Human Impact on the Environment*

Eutrophication: Enrichment of water bodies with nutrients, leading to algal blooms and oxygen depletion.

Greenhouse effect: Enhanced by human activities, causing global warming and its associated impacts (sea level rise, extreme weather, biodiversity loss).

Carbon monoxide: A toxic gas released by car engines, binding to hemoglobin and preventing oxygen transport.

Biological Resources*

Greenhouses: Artificial environments that control environmental factors (temperature, light, carbon dioxide levels) to increase crop yield.

Fertilizers: Replace lost nutrients in soil to enhance plant growth.

Pesticides: Control pests to reduce crop damage.

Biological control: Uses other organisms (e.g., ladybugs) to control pests in a more sustainable way.

Microorganisms: Used in food production (e.g., yeast in bread and beer).- Yogurt making involves the use of the bacterium Lactobacillus bulgaricus, which converts lactose into lactic acid, giving yogurt its distinctive flavor.

A fermenter is a vessel used to contain microorganisms involved in fermentation reactions.

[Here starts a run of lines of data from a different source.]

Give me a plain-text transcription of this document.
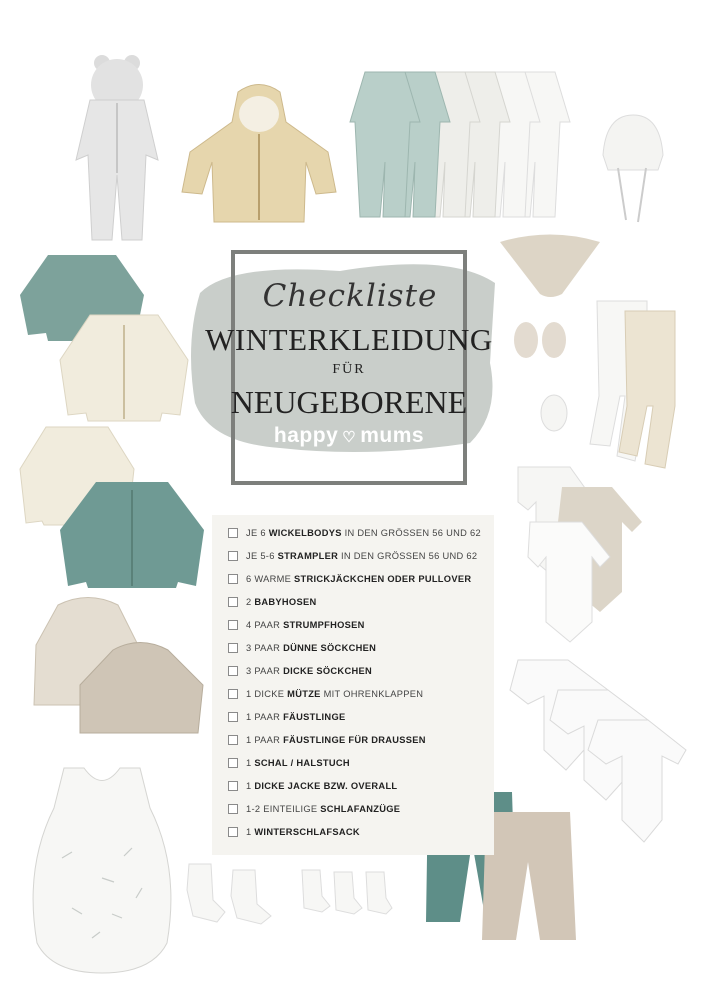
Checkliste
WINTERKLEIDUNG
FÜR
NEUGEBORENE
happy ♡ mums
JE 6 WICKELBODYS IN DEN GRÖSSEN 56 UND 62
JE 5-6 STRAMPLER IN DEN GRÖSSEN 56 UND 62
6 WARME STRICKJÄCKCHEN ODER PULLOVER
2 BABYHOSEN
4 PAAR STRUMPFHOSEN
3 PAAR DÜNNE SÖCKCHEN
3 PAAR DICKE SÖCKCHEN
1 DICKE MÜTZE MIT OHRENKLAPPEN
1 PAAR FÄUSTLINGE
1 PAAR FÄUSTLINGE FÜR DRAUSSEN
1 SCHAL / HALSTUCH
1 DICKE JACKE BZW. OVERALL
1-2 EINTEILIGE SCHLAFANZÜGE
1 WINTERSCHLAFSACK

Fermenters are optimized with a cooling jacket to control temperature, pH monitors to ensure the right acidity level, stirring paddles for even distribution of nutrients and heat, and an air inlet for microorganisms that require oxygen.

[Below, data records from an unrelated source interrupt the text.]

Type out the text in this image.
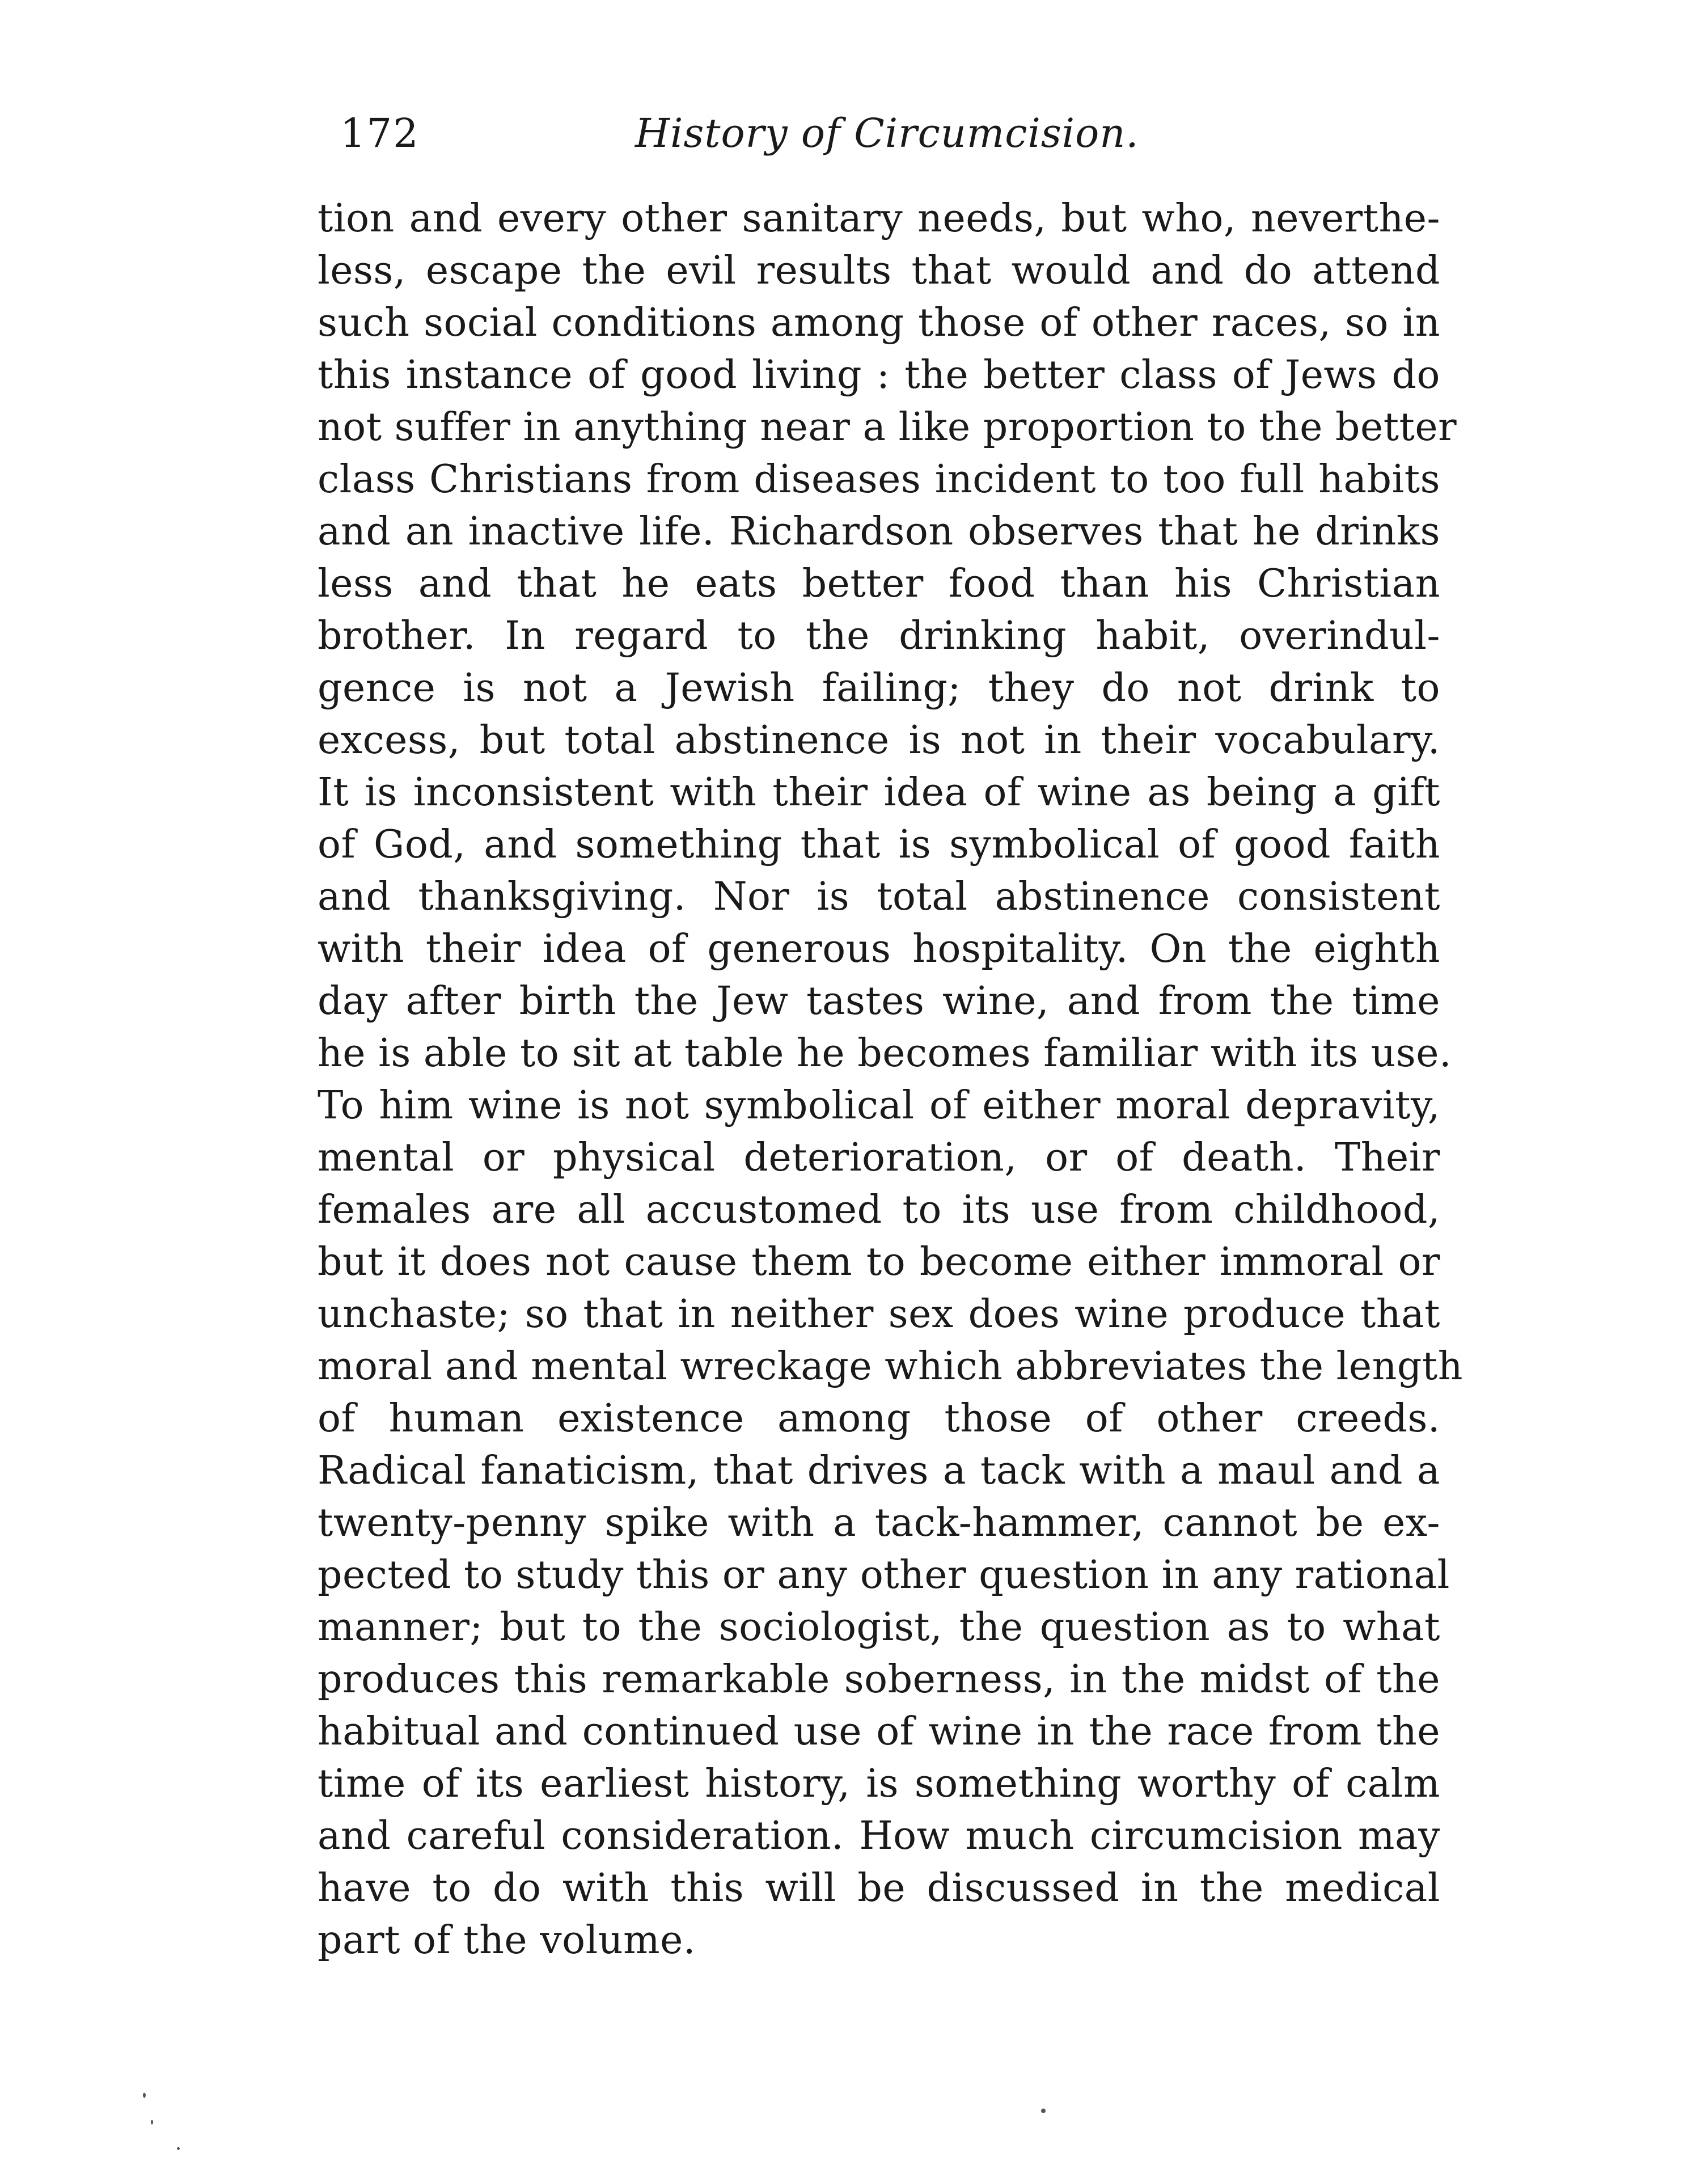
172	History of Circumcision.
tion and every other sanitary needs, but who, neverthe-
less, escape the evil results that would and do attend
such social conditions among those of other races, so in
this instance of good living : the better class of Jews do
not suffer in anything near a like proportion to the better
class Christians from diseases incident to too full habits
and an inactive life. Richardson observes that he drinks
less and that he eats better food than his Christian
brother. In regard to the drinking habit, overindul-
gence is not a Jewish failing; they do not drink to
excess, but total abstinence is not in their vocabulary.
It is inconsistent with their idea of wine as being a gift
of God, and something that is symbolical of good faith
and thanksgiving. Nor is total abstinence consistent
with their idea of generous hospitality. On the eighth
day after birth the Jew tastes wine, and from the time
he is able to sit at table he becomes familiar with its use.
To him wine is not symbolical of either moral depravity,
mental or physical deterioration, or of death. Their
females are all accustomed to its use from childhood,
but it does not cause them to become either immoral or
unchaste; so that in neither sex does wine produce that
moral and mental wreckage which abbreviates the length
of human existence among those of other creeds.
Radical fanaticism, that drives a tack with a maul and a
twenty-penny spike with a tack-hammer, cannot be ex-
pected to study this or any other question in any rational
manner; but to the sociologist, the question as to what
produces this remarkable soberness, in the midst of the
habitual and continued use of wine in the race from the
time of its earliest history, is something worthy of calm
and careful consideration. How much circumcision may
have to do with this will be discussed in the medical
part of the volume.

Selective breeding is a process where animals or plants with desired characteristics are bred over many generations to produce offspring with those traits.

In the dairy industry, dairy cows with high milk yields are selectively bred to produce more milk.

Genetic engineering involves manipulating the genes of organisms to produce desired traits.

Genetic engineering can be used to produce human insulin by inserting the insulin gene into bacterial plasmids, which act as vectors for producing insulin in large quantities.

Plants can also be genetically modified to have specific characteristics, such as frost resistance, extended shelf life, or resistance to herbicides.

Golden Rice is an example of genetically modified rice that contains vitamin A, providing nutritional benefits to people in poorer countries.

Tobacco plants can be modified to produce hepatitis antigens, potentially providing a vaccine against hepatitis.

Transgenic organisms are those that have had a gene from another species inserted into them. An example is goats that have had a spider gene inserted, allowing them to produce spider webs in their milk.